The AsciiDoc features in office-stamper didn’t start as a public-facing
module. They emerged from a practical, internal need: developer sanity.
When maintaining a library that manipulates complex OpenXML structures,
debugging means digging through endless hierarchies of docx4j objects. I
needed a way to see the results of my tests in a human-readable format without
launching Word every five minutes. AsciiDoc was the perfect tool for the job.
From Debugging Tool to Codebase Cleanup
Once I had a basic converter that could turn AsciiDoc snippets into DOCX fragments for testing, I realized I could use it for more than just debugging.
Our codebase was cluttered with binary .docx documents used as templates for
tests. These are a nightmare for version control and almost impossible to review
in a Pull Request. By moving these simple templates directly into AsciiDoc, I
could keep the logic, and the content in plain text, making the library much
easier to maintain.
The Search for a Sustainable Pipeline
My first instinct was to integrate AsciidoctorJ directly into the pipeline. It
is the gold standard for AsciiDoc processing, but I quickly ran into a major
roadblock: performance. For the lightweight, fast-moving environment of
office-stamper, the JRuby-based engine’s startup time and memory overhead were
simply more than I was willing to accept.

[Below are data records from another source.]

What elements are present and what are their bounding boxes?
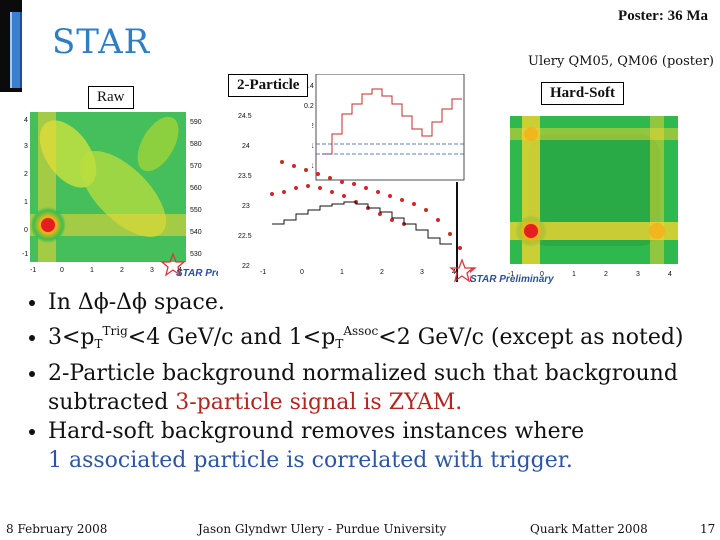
svg-text:3: 3 (150, 267, 154, 274)
svg-text:2: 2 (380, 269, 384, 276)
svg-text:1: 1 (572, 271, 576, 278)
svg-text:-1: -1 (30, 267, 36, 274)
svg-text:0.4: 0.4 (304, 83, 314, 90)
star-logo: STAR (52, 22, 151, 62)
svg-text:3: 3 (24, 143, 28, 150)
hard-soft-x-axis: -1 0 1 2 3 4 (508, 271, 672, 278)
svg-text:4: 4 (178, 267, 182, 274)
svg-text:590: 590 (190, 119, 202, 126)
two-particle-y-axis: 24.5 24 23.5 23 22.5 22 (238, 113, 252, 270)
footer-date: 8 February 2008 (6, 522, 108, 536)
svg-text:2: 2 (604, 271, 608, 278)
svg-text:3: 3 (420, 269, 424, 276)
svg-text:0: 0 (300, 269, 304, 276)
footer-author: Jason Glyndwr Ulery - Purdue University (198, 522, 447, 536)
bullet-2: 3<pTTrig<4 GeV/c and 1<pTAssoc<2 GeV/c (… (48, 317, 714, 359)
svg-text:23.5: 23.5 (238, 173, 252, 180)
raw-y-axis: -1 0 1 2 3 4 (22, 117, 28, 258)
footer-conference: Quark Matter 2008 (530, 522, 648, 536)
svg-text:1: 1 (340, 269, 344, 276)
svg-text:0: 0 (60, 267, 64, 274)
bullet-4: Hard-soft background removes instances w… (48, 417, 714, 475)
svg-text:STAR Preliminary: STAR Preliminary (470, 274, 554, 285)
bullet-list: In Δϕ-Δϕ space. 3<pTTrig<4 GeV/c and 1<p… (24, 288, 714, 475)
two-particle-x-axis: -1 0 1 2 3 4 (260, 269, 456, 276)
svg-text:550: 550 (190, 207, 202, 214)
svg-text:0: 0 (24, 227, 28, 234)
svg-text:570: 570 (190, 163, 202, 170)
svg-text:22.5: 22.5 (238, 233, 252, 240)
svg-text:0.2: 0.2 (304, 103, 314, 110)
svg-text:2: 2 (120, 267, 124, 274)
svg-text:4: 4 (24, 117, 28, 124)
svg-text:540: 540 (190, 229, 202, 236)
bullet-3: 2-Particle background normalized such th… (48, 359, 714, 417)
svg-text:2: 2 (24, 171, 28, 178)
footer-page-number: 17 (700, 522, 716, 536)
bullet-1: In Δϕ-Δϕ space. (48, 288, 714, 317)
svg-text:24: 24 (242, 143, 250, 150)
svg-text:530: 530 (190, 251, 202, 258)
svg-text:4: 4 (452, 269, 456, 276)
svg-text:1: 1 (90, 267, 94, 274)
svg-text:0: 0 (540, 271, 544, 278)
svg-text:4: 4 (668, 271, 672, 278)
hard-soft-label: Hard-Soft (541, 82, 624, 105)
svg-text:560: 560 (190, 185, 202, 192)
sidebar-accent (10, 12, 22, 88)
raw-correlation-plot: -1 0 1 2 3 4 -1 0 1 2 3 4 590 580 570 560 550 540 530 ST… (22, 112, 218, 279)
svg-text:23: 23 (242, 203, 250, 210)
svg-text:3: 3 (636, 271, 640, 278)
svg-text:-1: -1 (508, 271, 514, 278)
svg-text:24.5: 24.5 (238, 113, 252, 120)
svg-text:-1: -1 (260, 269, 266, 276)
svg-text:1: 1 (24, 199, 28, 206)
svg-text:STAR Preliminary: STAR Preliminary (176, 268, 218, 279)
svg-text:22: 22 (242, 263, 250, 270)
svg-text:-1: -1 (22, 251, 28, 258)
poster-note: Poster: 36 Ma (618, 8, 708, 24)
hard-soft-plot: -1 0 1 2 3 4 STAR Preliminary (470, 116, 678, 285)
svg-text:580: 580 (190, 141, 202, 148)
raw-z-axis: 590 580 570 560 550 540 530 (190, 119, 202, 258)
two-particle-label: 2-Particle (228, 74, 309, 97)
two-particle-red-points (270, 160, 462, 250)
raw-label: Raw (88, 86, 134, 109)
reference-note: Ulery QM05, QM06 (poster) (527, 54, 714, 69)
raw-x-axis: -1 0 1 2 3 4 (30, 267, 182, 274)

At the same time, I was keeping a close eye on the budding efforts of the Eclipse Foundation to standardize the language under Project Austen and the AsciiDoc Language project. It is clear the ecosystem is moving towards more native and portable implementations.
A Specialized Path: AI and Custom Implementation
I decided to take a leap and experiment with AI to help me implement my own specialized version of an AsciiDoc compiler.
By narrowing the scope strictly to what is relevant for DOCX generation, I could create a highly optimized, native Java implementation. While it isn’t (yet) a general-purpose converter capable of a full round-trip for every AsciiDoc and DOCX feature, it is pertinent at the things that matter most for office documents.
Today, this custom engine handles features that are usually an afterthought in general-purpose tools:
- Headers and Footers: Properly integrated into the Word document sections.
- Endnotes and Footnotes: With correct numbering and layout.
- Comments and Annotations: Allowing for collaborative-style documents.
- Shapes and Images: Native handling of vector formats.
Visualizing the Documentation
One of the most exciting recent evolutions is the development of an AsciiDoc-to-SVG converter.
Generating documentation for a document-generation library is ironic. To show
what office-stamper can do, you need visual examples. By converting AsciiDoc
snippets into SVGs that mimic the “look and feel” of a real DOCX editor, we can
generate high-quality, realistic previews directly within our documentation.
This allows us to keep our entire documentation base in AsciiDoc format while providing the visual clarity of a GUI-based editor.
The Journey Continues
The transition from a quick debugging hack to a specialized AI-assisted compiler
has been rewarding. It has allowed office-stamper to remain fast and
lightweight while offering deep integration with the most powerful features of
the Word format.
As the Eclipse Foundation projects mature, and our own implementation grows, the goal remains the same: making document generation as seamless and developer-friendly as writing code.